Perfidia also becomes involved with Pat. However, when she becomes pregnant, it’s unclear who the father is. Unsuited for motherhood, Perfidia splits, leaving Pat to be a single father to his baby daughter. When French 75 is being targeted by the government, Pat must go on the lam with a new identity for himself and the baby. They become Bob and Willa Ferguson and relocate to the fictional burgh of Baktan Cross in California.

Sixteen years later, Willa (Chase Infinit) is a self-assured teenager. She has a small social circle, and trains in martial arts with Sensei Sergio (Benicio Del Toro). Bob, on the other hand, has fallen apart, abusing various substances and becoming a shut-in. But all that is about to change when, under the direction of Lockjaw, Willa is being hunted.

Why, you ask?

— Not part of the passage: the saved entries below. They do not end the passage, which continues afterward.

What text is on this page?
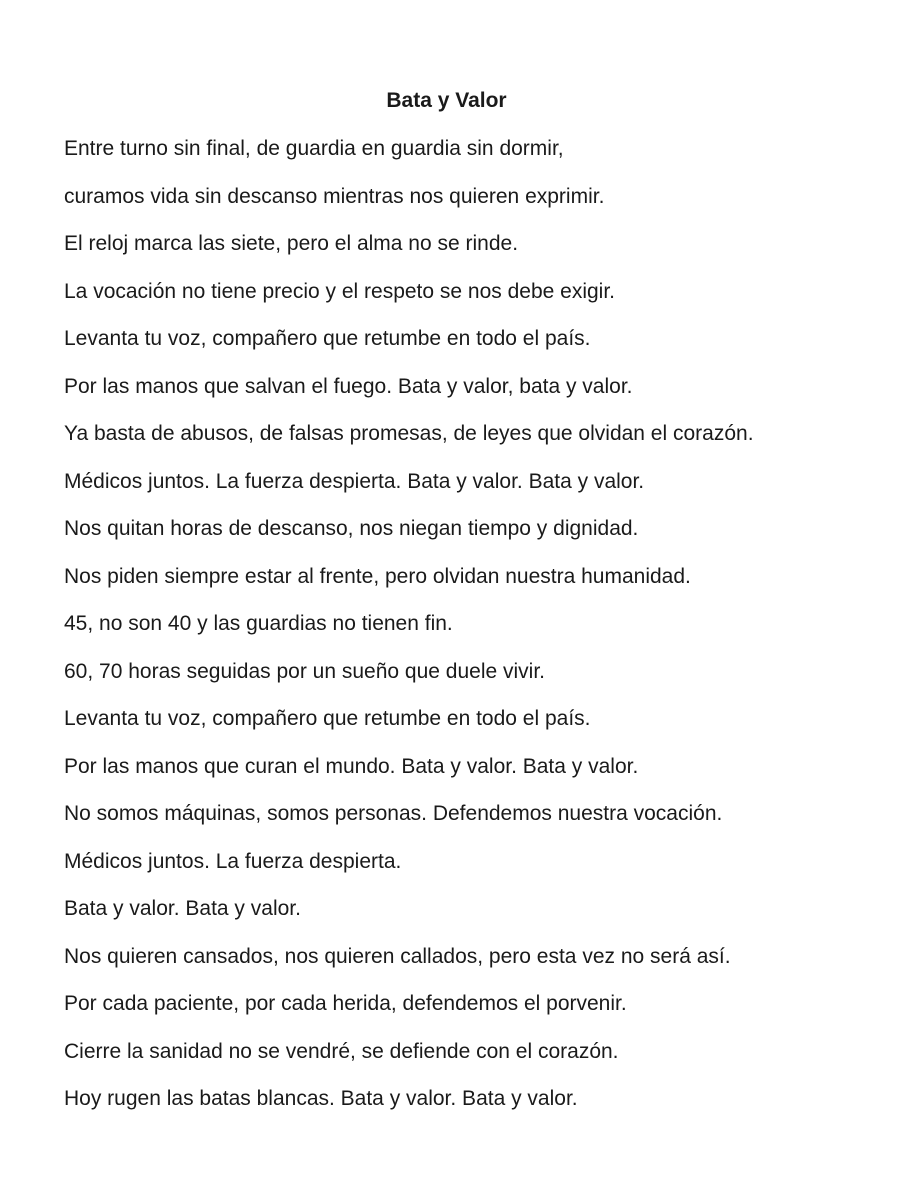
Bata y Valor

Entre turno sin final, de guardia en guardia sin dormir,

curamos vida sin descanso mientras nos quieren exprimir.

El reloj marca las siete, pero el alma no se rinde.

La vocación no tiene precio y el respeto se nos debe exigir.

Levanta tu voz, compañero que retumbe en todo el país.

Por las manos que salvan el fuego. Bata y valor, bata y valor.

Ya basta de abusos, de falsas promesas, de leyes que olvidan el corazón.

Médicos juntos. La fuerza despierta. Bata y valor. Bata y valor.

Nos quitan horas de descanso, nos niegan tiempo y dignidad.

Nos piden siempre estar al frente, pero olvidan nuestra humanidad.

45, no son 40 y las guardias no tienen fin.

60, 70 horas seguidas por un sueño que duele vivir.

Levanta tu voz, compañero que retumbe en todo el país.

Por las manos que curan el mundo. Bata y valor. Bata y valor.

No somos máquinas, somos personas. Defendemos nuestra vocación.

Médicos juntos. La fuerza despierta.

Bata y valor. Bata y valor.

Nos quieren cansados, nos quieren callados, pero esta vez no será así.

Por cada paciente, por cada herida, defendemos el porvenir.

Cierre la sanidad no se vendré, se defiende con el corazón.

Hoy rugen las batas blancas. Bata y valor. Bata y valor.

Because Lockjaw is desperate to join the powerful and poisonous white supremacists group Christmas Adventurers’ Club, led by uber-rich Throckmorton (Tony Goldwyn), and the possibility that he might be the father of biracial Willa would prevent that from happening. 

As exhilarating as it is topical, some questions do arise. Why not edit two lengthy sequences – one in which Bob argues over his inability to recall a password and a chase scene on hilly mountain roads – shaving off a good 30 minutes from the runtime? Also, is Anderson anti-LGBTQ? Remember Henry Gibson’s campy gay barfly character in “Magnolia”? In “One Battle After Another,” it’s Willa’s trans friend and classmate that eventually gives up her mobile number, leading to her capture. Also, the scene in which Lockjaw performs a DNA test on Willa, includes the muscular man responding to a question about his tight t-shirt with vehement denials of being gay or “homosexual.”